Week 1 of any new term seems to take some students quite by surprise and they take the week to settle back into routine, while for others, its ‘get up and go’. Working as a Teacher Aide to students with a variety of disabilities, I find there is a definite mix of attitudes, to coming back to school.
I provide support to eight students in Grade 10, in subjects, English, Science and a Student Leadership Program, six Grade Eight students in English and a further eight in Mathematics. The students have varying disabilities including, Autism Spectrum Disorder, Intellectual and Speech Language impairments and learning difficulties. Some well below their grade level. Commencement of new topics is underway and has been met with the expected levels of individual enthusiasm.
All students at my school are now required to bring their own device (BYOD).

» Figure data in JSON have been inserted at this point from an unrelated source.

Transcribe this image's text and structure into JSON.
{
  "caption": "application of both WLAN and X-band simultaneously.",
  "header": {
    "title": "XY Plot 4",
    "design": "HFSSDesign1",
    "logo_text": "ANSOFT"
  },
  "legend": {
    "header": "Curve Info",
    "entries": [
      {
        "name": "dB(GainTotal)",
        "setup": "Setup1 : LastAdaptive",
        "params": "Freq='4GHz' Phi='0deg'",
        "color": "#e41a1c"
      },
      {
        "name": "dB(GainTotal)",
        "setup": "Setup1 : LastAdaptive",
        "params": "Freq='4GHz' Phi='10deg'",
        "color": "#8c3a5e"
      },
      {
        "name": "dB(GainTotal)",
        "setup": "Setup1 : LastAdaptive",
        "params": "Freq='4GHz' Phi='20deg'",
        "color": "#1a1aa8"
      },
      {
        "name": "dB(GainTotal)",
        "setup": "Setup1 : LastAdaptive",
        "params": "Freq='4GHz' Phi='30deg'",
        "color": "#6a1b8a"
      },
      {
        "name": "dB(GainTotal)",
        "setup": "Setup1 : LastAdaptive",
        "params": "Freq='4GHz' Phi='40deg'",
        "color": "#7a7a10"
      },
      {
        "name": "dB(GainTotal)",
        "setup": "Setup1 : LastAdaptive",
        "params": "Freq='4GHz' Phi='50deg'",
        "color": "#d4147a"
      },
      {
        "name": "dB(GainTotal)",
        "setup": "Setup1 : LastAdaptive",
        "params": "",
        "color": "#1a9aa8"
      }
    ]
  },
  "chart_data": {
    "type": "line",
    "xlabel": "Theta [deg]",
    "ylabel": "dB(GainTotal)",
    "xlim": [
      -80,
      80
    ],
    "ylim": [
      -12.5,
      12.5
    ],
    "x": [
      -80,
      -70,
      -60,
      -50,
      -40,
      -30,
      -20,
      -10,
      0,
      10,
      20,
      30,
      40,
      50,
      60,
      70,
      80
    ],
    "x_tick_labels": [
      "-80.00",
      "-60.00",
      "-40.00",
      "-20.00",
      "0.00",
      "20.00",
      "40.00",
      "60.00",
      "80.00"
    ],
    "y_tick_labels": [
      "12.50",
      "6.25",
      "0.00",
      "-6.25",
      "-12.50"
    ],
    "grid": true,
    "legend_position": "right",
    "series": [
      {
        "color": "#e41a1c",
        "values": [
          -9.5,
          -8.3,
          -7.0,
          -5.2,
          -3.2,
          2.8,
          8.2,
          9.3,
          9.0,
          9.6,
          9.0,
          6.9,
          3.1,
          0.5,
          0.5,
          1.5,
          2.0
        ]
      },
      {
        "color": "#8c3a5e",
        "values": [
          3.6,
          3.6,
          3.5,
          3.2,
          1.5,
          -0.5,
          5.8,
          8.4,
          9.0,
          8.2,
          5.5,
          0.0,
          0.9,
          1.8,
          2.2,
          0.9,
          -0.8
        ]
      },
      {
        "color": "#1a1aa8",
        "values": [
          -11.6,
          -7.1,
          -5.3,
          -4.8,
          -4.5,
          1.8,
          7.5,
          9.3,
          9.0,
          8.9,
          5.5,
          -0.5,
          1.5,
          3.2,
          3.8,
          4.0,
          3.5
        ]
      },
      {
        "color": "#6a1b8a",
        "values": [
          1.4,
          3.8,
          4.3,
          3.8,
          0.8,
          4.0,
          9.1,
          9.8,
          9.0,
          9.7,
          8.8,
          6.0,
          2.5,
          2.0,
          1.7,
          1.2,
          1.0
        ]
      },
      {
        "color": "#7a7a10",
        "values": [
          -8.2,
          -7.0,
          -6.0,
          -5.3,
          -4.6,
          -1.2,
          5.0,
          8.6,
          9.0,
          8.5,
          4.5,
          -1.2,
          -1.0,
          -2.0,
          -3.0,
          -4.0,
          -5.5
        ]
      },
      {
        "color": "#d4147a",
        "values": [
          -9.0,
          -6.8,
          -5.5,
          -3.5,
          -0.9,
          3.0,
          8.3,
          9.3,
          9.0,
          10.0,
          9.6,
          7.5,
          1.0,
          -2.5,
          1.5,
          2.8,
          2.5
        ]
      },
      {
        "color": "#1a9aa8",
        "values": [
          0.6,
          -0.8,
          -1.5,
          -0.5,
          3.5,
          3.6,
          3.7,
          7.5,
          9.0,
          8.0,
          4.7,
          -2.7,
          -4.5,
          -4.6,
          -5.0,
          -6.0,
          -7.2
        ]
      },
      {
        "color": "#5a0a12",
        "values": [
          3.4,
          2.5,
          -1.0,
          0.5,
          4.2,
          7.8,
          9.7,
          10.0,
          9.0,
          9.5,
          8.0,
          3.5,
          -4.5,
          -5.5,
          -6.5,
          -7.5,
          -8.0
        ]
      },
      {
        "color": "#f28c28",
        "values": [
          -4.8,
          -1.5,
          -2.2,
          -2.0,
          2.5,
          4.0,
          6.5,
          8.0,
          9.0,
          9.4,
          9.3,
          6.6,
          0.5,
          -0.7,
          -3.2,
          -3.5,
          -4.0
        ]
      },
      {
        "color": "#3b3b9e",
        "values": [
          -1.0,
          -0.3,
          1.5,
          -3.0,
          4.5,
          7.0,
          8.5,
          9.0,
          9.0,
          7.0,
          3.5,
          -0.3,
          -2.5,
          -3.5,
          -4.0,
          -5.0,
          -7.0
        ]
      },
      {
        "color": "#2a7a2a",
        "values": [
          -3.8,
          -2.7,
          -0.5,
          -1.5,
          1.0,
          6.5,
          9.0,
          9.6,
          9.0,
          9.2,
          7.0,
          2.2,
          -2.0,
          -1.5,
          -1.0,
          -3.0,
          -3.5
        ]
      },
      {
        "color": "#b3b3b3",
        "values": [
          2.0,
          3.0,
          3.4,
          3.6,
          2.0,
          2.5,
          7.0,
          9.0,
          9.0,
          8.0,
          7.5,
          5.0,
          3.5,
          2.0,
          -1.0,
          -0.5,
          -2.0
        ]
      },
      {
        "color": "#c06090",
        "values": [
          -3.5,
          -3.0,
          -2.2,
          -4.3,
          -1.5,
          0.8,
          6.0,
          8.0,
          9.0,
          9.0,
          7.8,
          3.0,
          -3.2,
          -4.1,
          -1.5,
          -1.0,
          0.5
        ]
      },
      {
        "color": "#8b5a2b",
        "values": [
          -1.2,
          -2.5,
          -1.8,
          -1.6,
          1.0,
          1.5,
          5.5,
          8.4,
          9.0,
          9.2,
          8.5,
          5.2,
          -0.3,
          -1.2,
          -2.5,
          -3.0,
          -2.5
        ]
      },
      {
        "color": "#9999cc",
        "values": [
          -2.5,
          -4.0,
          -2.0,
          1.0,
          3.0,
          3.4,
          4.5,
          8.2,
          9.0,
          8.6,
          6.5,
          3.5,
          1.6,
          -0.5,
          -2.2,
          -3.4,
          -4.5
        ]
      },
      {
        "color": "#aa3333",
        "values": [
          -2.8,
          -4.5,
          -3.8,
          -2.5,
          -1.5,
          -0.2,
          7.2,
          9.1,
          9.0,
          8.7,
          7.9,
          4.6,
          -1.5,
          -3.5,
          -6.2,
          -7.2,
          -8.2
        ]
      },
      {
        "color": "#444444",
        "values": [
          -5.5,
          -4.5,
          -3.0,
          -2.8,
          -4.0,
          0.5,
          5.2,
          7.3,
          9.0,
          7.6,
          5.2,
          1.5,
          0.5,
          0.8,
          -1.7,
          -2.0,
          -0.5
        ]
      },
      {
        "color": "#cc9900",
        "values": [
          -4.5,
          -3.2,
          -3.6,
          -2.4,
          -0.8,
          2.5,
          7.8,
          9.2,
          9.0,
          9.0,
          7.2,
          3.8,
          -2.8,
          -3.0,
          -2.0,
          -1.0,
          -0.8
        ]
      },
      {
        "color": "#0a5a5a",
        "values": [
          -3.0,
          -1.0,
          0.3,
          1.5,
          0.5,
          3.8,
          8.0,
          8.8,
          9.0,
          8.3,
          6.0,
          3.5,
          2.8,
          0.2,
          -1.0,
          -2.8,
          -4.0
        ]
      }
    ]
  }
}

This has presented a range of issues including:
- families not able to afford laptops
- students not charging devices overnight (they are not permitted to charge devices at school) and
- students experiencing technical difficulties
As we discussed in the Week 1 tutorial, student engagement with ICT can be twofold. From the perspective of the teachers I work with and my peers, keeping students engaged with on task behaviours can be challenging. We often discover students have several windows open on their laptops or tablets, and cannot resist the temptation to flick between these or hide behind the screen (generally located at the back of the classroom) playing their latest ‘go to’ game, even after instruction has been given to close unnecessary sites.
How can this be avoided? Is it the pedagogy? Is it behaviour management? Is it lesson content that needs to be adjusted? Are the needs of the students being met? There could be a multitude of answers. With technology increasingly becoming a common tool used in classrooms, the problem of ‘disengagement’ using ICT poses complications for the quality of teaching and learning to occur.